Our results suggest that certain labile protein factor(s) may be required for degradation of both the 2.2- and 3.9-kb transcripts in control, differentiated cultures, and the process of decay is translation-associated. The labile factor(s) may be a free cytosolic endonuclase or a destabilizing mRNA binding protein which either directly binds to target mRNA to degrade the mRNA molecule or tags the mRNA molecule for nucleolytic attack. It has also been suggested that initial cleavages of some mRNAs may be triggered by a ribosome-bound nuclease, which would become active when the ribosome reaches a certain site in the coding region (Graves et al., 1987; Yen et al., 1988). Thus the requirement for translation could be explained by either the need for continuing protein synthesis to provide a labile factor, or to unmask a target site for binding of a destabilizing factor or ultimately to activate a ribosome-bound nuclease by unfolding of the mRNA during ribosome movement. Our results suggest that the sensitivity of the SGTL1 message to degradation can be modulated by a cAMP-mediated mechanism, most likely by protein kinase A-mediated protein phosphorylation. In a few instances, specific cis-acting sequences in either the 3`-untranslated region or other portions of the transcript have been shown responsible for hormonal or developmental changes in message stability (reviewed in Jackson(1993) and Williams et al.(1993)). The interaction of regulatory cytoplasmic proteins with these sequences and the modulation of this interaction by various kinase systems would provide a mechanism for linkage to cellular signaling mechanisms. Evidence for such a mechanism has been obtained in the case of GLUT1 mRNA, which encodes a facilitative glucose transporter with no amino acid sequence or functional similarity to SGTL1 (Stephens et al., 1992).
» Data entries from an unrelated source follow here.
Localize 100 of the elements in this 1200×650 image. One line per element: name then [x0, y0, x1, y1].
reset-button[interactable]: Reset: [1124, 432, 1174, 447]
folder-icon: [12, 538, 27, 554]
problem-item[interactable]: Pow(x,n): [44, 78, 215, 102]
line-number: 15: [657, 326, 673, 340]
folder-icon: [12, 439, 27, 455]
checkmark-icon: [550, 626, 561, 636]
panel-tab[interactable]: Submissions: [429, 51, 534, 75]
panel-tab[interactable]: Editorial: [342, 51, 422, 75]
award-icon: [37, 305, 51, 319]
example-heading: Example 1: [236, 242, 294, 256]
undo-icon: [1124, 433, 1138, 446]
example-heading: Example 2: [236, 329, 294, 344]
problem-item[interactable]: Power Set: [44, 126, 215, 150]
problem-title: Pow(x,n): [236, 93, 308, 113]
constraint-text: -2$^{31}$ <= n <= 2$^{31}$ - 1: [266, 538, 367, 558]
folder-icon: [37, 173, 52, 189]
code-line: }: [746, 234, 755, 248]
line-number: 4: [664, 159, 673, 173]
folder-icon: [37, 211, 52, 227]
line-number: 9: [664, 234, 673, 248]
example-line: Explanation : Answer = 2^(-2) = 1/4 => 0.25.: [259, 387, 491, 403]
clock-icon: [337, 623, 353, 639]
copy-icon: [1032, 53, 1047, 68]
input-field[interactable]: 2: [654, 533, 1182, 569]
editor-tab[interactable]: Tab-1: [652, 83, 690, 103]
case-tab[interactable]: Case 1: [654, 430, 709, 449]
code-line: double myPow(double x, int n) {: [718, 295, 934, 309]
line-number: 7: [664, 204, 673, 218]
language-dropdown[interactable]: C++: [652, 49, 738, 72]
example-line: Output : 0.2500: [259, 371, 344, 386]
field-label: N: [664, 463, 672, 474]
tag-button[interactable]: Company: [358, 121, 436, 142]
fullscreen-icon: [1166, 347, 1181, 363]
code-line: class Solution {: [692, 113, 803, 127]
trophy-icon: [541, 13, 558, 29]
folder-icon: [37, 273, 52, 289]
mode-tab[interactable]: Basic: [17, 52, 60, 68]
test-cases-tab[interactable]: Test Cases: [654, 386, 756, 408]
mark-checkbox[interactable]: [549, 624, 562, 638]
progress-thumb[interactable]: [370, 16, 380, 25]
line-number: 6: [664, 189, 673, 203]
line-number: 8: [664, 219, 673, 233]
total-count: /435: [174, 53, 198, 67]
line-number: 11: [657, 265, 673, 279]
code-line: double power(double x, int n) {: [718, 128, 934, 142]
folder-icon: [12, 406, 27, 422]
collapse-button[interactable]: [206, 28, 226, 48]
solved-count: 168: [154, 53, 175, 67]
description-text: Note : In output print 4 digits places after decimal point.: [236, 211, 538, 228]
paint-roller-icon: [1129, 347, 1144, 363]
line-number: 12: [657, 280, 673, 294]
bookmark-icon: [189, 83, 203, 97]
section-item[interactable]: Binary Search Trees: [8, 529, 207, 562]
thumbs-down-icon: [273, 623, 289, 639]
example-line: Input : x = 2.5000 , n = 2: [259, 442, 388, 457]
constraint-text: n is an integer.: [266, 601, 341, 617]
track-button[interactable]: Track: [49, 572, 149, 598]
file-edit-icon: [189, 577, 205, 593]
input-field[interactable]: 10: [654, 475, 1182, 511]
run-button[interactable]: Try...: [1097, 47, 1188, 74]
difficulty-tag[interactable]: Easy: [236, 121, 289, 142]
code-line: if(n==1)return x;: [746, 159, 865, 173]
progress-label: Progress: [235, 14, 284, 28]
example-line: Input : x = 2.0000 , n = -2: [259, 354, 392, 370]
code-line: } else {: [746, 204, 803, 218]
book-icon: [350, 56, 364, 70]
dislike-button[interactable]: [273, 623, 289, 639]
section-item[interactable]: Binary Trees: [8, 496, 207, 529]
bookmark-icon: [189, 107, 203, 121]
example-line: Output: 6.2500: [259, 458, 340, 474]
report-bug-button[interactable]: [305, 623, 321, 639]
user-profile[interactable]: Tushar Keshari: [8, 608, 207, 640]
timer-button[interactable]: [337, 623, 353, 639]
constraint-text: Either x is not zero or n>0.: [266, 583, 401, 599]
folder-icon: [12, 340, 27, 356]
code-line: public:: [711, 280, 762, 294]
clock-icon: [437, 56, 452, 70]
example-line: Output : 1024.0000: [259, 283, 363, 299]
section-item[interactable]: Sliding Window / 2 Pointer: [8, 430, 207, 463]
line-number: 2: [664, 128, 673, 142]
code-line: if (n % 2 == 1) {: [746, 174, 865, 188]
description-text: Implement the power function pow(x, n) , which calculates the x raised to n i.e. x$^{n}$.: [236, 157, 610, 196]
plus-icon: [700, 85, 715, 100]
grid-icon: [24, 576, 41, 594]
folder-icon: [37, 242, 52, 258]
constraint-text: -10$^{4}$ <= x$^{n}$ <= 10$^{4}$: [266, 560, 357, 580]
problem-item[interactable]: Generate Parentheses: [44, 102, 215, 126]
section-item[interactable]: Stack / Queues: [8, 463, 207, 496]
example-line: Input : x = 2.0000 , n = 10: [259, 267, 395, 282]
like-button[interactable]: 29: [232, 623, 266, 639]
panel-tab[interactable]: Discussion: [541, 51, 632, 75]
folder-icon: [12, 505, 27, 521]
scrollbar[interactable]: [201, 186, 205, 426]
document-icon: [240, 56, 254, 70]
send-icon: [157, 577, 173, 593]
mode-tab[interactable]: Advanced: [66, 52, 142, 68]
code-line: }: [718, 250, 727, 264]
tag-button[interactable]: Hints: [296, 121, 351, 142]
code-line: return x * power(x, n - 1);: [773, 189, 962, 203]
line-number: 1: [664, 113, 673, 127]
Since the 2.2- and 3.9-kb SGTL1 transcripts differ only in the length of the 3`-untranslated region, it is reasonable to propose that sequences in this region may regulate SGTL1 turnover. Degradation by specific endo- and exonucleases would be modified by altered interaction of cellular RNA binding proteins with these sequences in response to cAMP fluctuation.